冬水玉对自己的声线一向很有自信,他那样夹着嗓子说话林论肯定会喜欢的。
难道……难道林论讨厌他了?
冬水玉一把抱住林论,几乎要哭了,“你是不是不想要我了?”
林论推开冬水玉凑近的脸,掌心没摸到一滴湿润的眼泪,有些无语,“我要去洗澡了,你呢?”
冬水玉来精神了,“我也要去。”
冬水玉使用的浴室比方松屹的大了一倍,黑白灰的装潢色调,浴缸大得可以容纳下两个成年人。
林论打开行李箱翻出换洗衣服,翻出来一件冬水玉就收拾一件,最后放在他那屋的大衣柜里,林论懒得跟他计较,冬水玉拉开抽屉看到自己的眼罩和内裤分开放,微微一愣,林论解释说拿睡衣的时候看见,顺手整理了。
冬水玉脸一下子就红了,“你……你你你,你碰过我的衣服了对不对……”
“是啊,我还借你睡衣穿了,我记得我告诉过你?”
“哦……哦我想起来了。”冬水玉反应有些慢,嘴角翘起,“那你换下来的所有衣物在哪里?”

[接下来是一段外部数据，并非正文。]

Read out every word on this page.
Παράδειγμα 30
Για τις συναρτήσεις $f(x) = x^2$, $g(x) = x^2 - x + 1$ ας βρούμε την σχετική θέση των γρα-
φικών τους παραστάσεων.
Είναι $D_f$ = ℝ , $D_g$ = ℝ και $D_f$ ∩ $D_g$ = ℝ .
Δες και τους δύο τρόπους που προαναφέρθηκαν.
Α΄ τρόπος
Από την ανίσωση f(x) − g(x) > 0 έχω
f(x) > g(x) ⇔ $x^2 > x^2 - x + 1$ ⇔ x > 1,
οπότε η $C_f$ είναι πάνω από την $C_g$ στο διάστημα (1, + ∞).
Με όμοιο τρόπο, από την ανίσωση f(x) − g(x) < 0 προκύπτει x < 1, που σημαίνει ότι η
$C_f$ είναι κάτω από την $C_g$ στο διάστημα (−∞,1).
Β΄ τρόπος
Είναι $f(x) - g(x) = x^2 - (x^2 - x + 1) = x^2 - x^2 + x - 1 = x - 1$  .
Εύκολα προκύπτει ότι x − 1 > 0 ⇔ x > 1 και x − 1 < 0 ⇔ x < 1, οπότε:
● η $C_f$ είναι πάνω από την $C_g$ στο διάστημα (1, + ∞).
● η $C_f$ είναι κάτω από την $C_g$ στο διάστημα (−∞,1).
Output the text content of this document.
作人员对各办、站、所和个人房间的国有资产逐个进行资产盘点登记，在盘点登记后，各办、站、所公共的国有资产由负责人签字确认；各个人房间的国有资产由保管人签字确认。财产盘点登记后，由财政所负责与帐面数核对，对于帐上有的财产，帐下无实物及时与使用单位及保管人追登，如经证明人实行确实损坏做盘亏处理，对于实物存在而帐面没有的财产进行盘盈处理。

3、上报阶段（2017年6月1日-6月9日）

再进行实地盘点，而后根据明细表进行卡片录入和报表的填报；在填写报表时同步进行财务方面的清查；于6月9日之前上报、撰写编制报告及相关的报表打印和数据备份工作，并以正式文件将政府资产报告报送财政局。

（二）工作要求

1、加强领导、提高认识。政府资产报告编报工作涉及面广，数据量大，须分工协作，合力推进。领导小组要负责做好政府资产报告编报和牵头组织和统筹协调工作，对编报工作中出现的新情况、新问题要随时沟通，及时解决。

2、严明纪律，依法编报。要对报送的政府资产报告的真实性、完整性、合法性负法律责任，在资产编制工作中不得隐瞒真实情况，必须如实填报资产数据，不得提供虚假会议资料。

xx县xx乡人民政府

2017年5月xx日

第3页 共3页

“嗯?洗干净晾阳台了,你那睡衣可以水洗的吧?”林论意识到什么。
冬水玉沮丧道:“可惜。”
“不能水洗?”
冬水玉对于细枝末节的事毫不关心,“可以吧,我也不清楚,没事,东西坏了再买新的就好,我们快去洗澡好不好。”
晚上两人在浴室里磨蹭了快一个小时,冬水玉埋在林论怀里不停咕哝着,求林论再来一次,林论实在受不了这男的,浴室热气蒸腾,林论头晕脑胀浑身酸痛,推开冬水玉跑客房睡去了。
冬水玉也要跟着过去,林论改睡在客厅沙发,冬水玉一手抱着枕头一手拎着被子要打地铺。
客厅里方松屹正蹲在地上,拿着奶瓶给奶狗喂奶,眼皮子一抬,“你们都滚,晚上我要把狗放出来让他们玩的。”
林论停下来,双手抱臂凝视着方松屹,神情严肃,“你从谁那里学的脏话?”
林论看着冬水玉,冬水玉连忙摇头,“不是我,我从来不骂人。”
随后冬水玉跟林论站在同一阵线,两人一同打量方松屹。
方松屹沉着脸,这是在搞什么,这两人不会想教育他吧,那可有够恶心的。
冬水玉主动请缨道:“林论你别操心,他以后再说一次脏话我就把他关小黑屋,关一周。”
方松屹脸色苍白,他不是没被冬水玉关过,那生不如死的滋味他不想再体验了,“冬水玉,你敢?!”
冬水玉轻蔑地扫了方松屹一眼,林论搓搓方松屹软绵绵的黑发,“这就太过了,以后不说就好了。”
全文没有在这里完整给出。